Monday, July 06, 2009

Chicken cacciatore

Start with some cutup chicken. (That's not chicken that makes jokes all the time, BTW.) You can cut it up yourself or buy it that way. Makes no nevermind. I usually stick with mostly dark meat pieces. They do better in the simmering time, and besides, most of the family prefers dark meat.

I like to lightly flour, salt, and pepper the pieces and then brown them gently in some olive oil down in a 4 or 6 quart Dutch oven. I don't use much olive oil, just enough to keep everything from scorching. I'd say about 3 tablespoons, at the most. Keep the heat at medium.

As you get the pieces browned, take them out and set aside.

Now, the sauce. This is much like the spaghetti sauce I make all the time. First, a carrot, peeled and chunked. Then, a stalk or two of celery, trimmed and chunked. I whiz these up in the food processor and set aside. I peel a couple, three cloves of garlic, depending on how much of that flavor I want. Sometimes, I use some finely diced green pepper if I have it.

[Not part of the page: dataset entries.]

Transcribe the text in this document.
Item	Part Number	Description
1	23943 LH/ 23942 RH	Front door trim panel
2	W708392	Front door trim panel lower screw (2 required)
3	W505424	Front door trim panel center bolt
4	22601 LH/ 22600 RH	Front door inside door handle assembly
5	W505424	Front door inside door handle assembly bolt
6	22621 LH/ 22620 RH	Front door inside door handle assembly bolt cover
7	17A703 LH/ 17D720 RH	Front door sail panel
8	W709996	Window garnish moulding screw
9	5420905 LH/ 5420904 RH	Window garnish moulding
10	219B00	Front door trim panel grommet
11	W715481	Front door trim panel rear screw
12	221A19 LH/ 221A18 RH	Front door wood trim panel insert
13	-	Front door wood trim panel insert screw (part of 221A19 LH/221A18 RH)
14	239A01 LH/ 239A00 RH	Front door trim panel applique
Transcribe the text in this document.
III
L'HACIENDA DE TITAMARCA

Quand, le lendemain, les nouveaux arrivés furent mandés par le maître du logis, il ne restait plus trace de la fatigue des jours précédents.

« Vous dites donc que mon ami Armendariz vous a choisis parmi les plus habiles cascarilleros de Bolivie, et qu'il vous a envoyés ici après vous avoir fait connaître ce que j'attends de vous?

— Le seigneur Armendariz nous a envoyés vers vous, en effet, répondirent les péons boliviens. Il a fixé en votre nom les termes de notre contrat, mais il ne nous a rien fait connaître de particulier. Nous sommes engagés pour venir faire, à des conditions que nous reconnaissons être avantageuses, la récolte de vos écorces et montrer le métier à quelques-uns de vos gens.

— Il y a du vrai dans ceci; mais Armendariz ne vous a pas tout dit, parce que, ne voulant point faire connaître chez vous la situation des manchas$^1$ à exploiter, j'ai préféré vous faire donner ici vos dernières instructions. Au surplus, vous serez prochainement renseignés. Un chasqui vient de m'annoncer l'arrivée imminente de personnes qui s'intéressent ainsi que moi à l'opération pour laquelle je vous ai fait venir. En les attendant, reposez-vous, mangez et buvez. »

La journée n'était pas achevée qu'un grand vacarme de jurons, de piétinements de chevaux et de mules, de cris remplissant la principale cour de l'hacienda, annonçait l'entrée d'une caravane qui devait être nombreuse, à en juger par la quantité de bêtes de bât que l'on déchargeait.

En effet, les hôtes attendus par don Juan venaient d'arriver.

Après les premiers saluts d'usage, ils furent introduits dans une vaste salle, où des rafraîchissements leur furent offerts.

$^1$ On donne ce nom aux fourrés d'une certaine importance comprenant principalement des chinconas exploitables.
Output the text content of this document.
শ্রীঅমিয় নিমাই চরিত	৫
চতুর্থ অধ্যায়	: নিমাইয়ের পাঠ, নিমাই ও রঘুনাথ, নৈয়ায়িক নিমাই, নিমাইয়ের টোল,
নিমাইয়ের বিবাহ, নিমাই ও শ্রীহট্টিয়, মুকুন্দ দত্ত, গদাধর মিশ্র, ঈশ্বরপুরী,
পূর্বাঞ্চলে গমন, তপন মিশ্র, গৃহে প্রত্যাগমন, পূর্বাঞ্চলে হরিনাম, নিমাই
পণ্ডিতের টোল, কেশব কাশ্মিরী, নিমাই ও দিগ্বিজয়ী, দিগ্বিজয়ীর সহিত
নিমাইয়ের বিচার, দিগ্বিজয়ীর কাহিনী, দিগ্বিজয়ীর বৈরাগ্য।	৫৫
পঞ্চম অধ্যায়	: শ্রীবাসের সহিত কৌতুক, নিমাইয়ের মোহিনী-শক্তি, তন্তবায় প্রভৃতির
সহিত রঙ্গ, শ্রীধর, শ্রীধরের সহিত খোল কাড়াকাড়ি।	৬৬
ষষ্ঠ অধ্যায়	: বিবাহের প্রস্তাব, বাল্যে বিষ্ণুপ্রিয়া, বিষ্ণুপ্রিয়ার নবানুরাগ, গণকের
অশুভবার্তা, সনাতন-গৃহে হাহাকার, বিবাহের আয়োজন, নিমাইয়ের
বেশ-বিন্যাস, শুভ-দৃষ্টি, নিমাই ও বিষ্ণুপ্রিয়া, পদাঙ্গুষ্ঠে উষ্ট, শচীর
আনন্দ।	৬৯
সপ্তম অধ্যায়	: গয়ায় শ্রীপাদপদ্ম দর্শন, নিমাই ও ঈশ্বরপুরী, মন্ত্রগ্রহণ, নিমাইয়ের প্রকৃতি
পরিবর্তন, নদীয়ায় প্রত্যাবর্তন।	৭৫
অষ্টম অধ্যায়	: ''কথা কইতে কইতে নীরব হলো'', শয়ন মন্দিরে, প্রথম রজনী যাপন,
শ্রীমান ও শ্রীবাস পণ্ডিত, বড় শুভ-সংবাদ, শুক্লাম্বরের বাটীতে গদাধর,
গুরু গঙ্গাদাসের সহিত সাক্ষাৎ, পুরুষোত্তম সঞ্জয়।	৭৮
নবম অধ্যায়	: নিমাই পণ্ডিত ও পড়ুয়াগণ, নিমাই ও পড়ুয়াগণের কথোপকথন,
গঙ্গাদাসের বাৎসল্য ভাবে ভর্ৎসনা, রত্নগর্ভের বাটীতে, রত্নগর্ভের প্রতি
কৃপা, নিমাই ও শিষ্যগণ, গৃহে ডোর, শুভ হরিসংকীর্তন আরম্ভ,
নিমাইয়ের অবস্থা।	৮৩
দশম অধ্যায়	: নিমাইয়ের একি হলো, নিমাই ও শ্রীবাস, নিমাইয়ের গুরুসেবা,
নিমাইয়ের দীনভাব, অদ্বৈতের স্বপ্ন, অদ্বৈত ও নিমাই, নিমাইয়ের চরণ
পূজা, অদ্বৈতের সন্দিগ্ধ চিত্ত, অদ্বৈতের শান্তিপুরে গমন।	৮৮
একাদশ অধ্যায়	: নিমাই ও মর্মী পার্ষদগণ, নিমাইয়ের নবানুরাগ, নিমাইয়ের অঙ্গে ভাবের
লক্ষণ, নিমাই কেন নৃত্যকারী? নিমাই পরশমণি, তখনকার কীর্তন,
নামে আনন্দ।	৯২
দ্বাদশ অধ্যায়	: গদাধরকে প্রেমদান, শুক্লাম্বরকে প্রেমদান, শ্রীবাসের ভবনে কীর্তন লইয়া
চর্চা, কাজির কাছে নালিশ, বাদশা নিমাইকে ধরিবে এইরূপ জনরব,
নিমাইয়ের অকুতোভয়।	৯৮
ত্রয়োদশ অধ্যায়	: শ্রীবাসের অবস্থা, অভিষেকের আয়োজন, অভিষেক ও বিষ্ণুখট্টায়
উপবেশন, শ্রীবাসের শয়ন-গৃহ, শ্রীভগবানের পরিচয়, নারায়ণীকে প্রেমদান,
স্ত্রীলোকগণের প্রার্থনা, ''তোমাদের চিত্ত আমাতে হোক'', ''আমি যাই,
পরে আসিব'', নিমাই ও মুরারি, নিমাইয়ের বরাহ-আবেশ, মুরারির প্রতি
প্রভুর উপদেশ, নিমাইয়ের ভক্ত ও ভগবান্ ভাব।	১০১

I start by tossing the garlic and processed vegetables in the oil and chicken fat that's in the Dutch oven now. There's not more than maybe three tablespoons of fat at that point. I just stir that around until things are a little softer and blended up. Then, season with salt and pepper (to taste), some dried basil and oregano (probably a tablespoon or so of each, to taste), and stir around. I then put in a 6 oz can of tomato paste and stir all that around in the vegetables and oil. Finally, a can of diced tomatoes (optional, really - all water is fine), and about a liter of water to let everything simmer. I usually also add about 1/4 cup of sugar (at the most, depending on the tartness of the tomato products). Stir that to blend everything, then I put in my reserved chicken.

I bring it all to a boil, then turn down to fairly low to simmer. At that point, the chicken needs about 45 minutes, but can use as long as an hour and a quarter to get tender and good.

Tonight, the sauce seemed thin to me. So I removed the chicken and boiled the sauce down hard to where I wanted it.

Boil up some pasta (we use angelhair) and put the chicken and sauce over the top, and you're done.

Serve with a vege, bread, and fresh grated Parm or Romano.